Hotels out. Government has no business to run hotels. Hotels we need to work on and that should happen. In the case of companies like Air-India the labour is a very big issue. In the case of hotels, the land thing is the big issue. We should not underestimate how when land gets involved it is a complete mess because how do you value it and then it goes in to litigation.



We should disinvest Ashoka Hotel but how do you value the land there…I think 50 years we will be in litigation to sort that problem.



Does government need to bring back the focus from the current political discourse to the economy?



There is economics behind the Jat agitation and even the opposition to the land law does show that people no longer see agriculture as a viable source of long term income. That’s the bottom line. You are anxious about the value of land and finding other sources of social and economic advancement. That is playing itself out.



Two things need to happen: You need to restore fortunes of agriculture but we know that cannot be a permanent solution so simultaneously you need to ensure job opportunities elsewhere.

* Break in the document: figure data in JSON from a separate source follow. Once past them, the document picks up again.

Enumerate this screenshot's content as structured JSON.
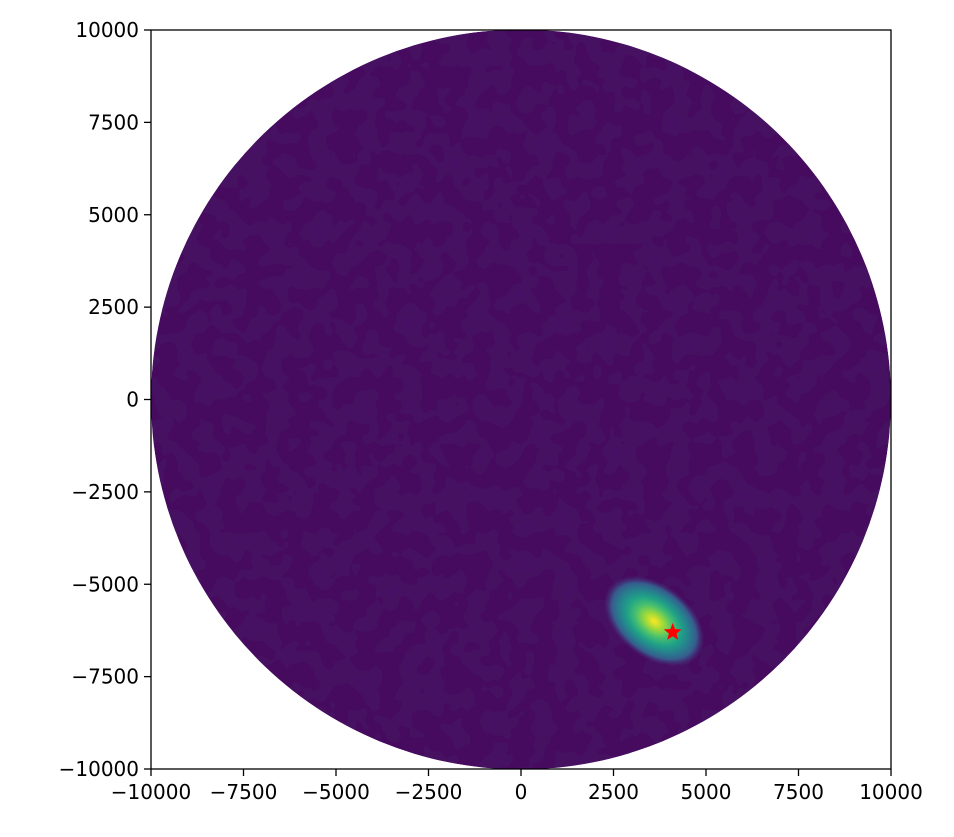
{
  "chart_data": {
    "type": "heatmap",
    "title": "",
    "xlabel": "",
    "ylabel": "",
    "xlim": [
      -10000,
      10000
    ],
    "ylim": [
      -10000,
      10000
    ],
    "x_ticks": [
      -10000,
      -7500,
      -5000,
      -2500,
      0,
      2500,
      5000,
      7500,
      10000
    ],
    "y_ticks": [
      -10000,
      -7500,
      -5000,
      -2500,
      0,
      2500,
      5000,
      7500,
      10000
    ],
    "x_tick_labels": [
      "−10000",
      "−7500",
      "−5000",
      "−2500",
      "0",
      "2500",
      "5000",
      "7500",
      "10000"
    ],
    "y_tick_labels": [
      "−10000",
      "−7500",
      "−5000",
      "−2500",
      "0",
      "2500",
      "5000",
      "7500",
      "10000"
    ],
    "grid": false,
    "domain_shape": "circle",
    "domain_radius": 10000,
    "colormap": "viridis",
    "background_color": "#460b5e",
    "hotspot": {
      "x": 3600,
      "y": -6000,
      "sigma_x": 700,
      "sigma_y": 450,
      "angle_deg": -38
    },
    "marker": {
      "x": 4100,
      "y": -6300,
      "symbol": "star",
      "color": "#ff0000"
    }
  }
}
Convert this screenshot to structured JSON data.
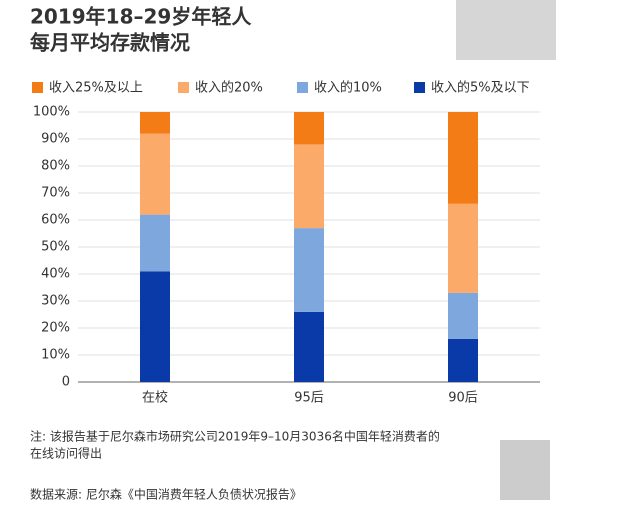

Are salaries, especially after the 7th Pay Commission award, relative to work expectations of non-bureaucratic government jobs part of the reason?



There is a connection. A lot of this is manifesting in terms of the desire for government jobs. If and when the Pay Commission gets implemented it might aggravate the problem. In the next Economic Survey we will take a look at the structure of pay in government.



There is the question of bringing back administrative reforms in the government. Government drivers get paid so much…there are the shocking statistics on the number of people who apply for the available jobs.



Does it also show impatience over Prime Minister Narendra Modi’s promise of jobs in the private sector?



The problem in India is not unemployment but how many formal sector jobs…by definition that will take a lot of time…with companies like Apple and Foxconn coming in you are creating a dynamic where potentially you can create the scale that had eluded us in the past.



That will happen as a result of jugaad but also a result of the states changing their laws.



More and more firms are reallocating to tier II cities as a response to the high costs of housing in India and …then when plants get relocated to where women live there are other externalities… day care for children, safety is not an issue…labour force participation goes up. This is happening without explicit government intervention and is a jugaad.



According to the Survey only 5.5% of Indians who earn pay taxes and only 15.5% of the net national income is reported to the tax authorities. In the context of the current political debate would you say that those who do not pay their taxes are anti-nationals and not doing their duty towards the country?



That is not quite right.



To get people to pay taxes, people should believe in the legitimacy of the state that they are getting value for money.



If you want to say that it is anti-national, the flip side of it is that maybe the government in turn isn’t keeping its side of the bargain and that is why this is happening. We need to work on both sides of the bargain.



You build legitimacy in the state by state providing better services not giving these bounties for the rich and start monetarily inducing people to pay taxes.…We don’t know even for those who are paying taxes how much they are underreporting their income.



India is the only major economy that doesn’t have an inheritance-based wealth tax. Would you recommend it?



There is a lot of merit in an inheritance tax. India should have it provided it is set at reasonable limits. Why should you perpetuate inter-generational inequality…it is so self-perpetuating.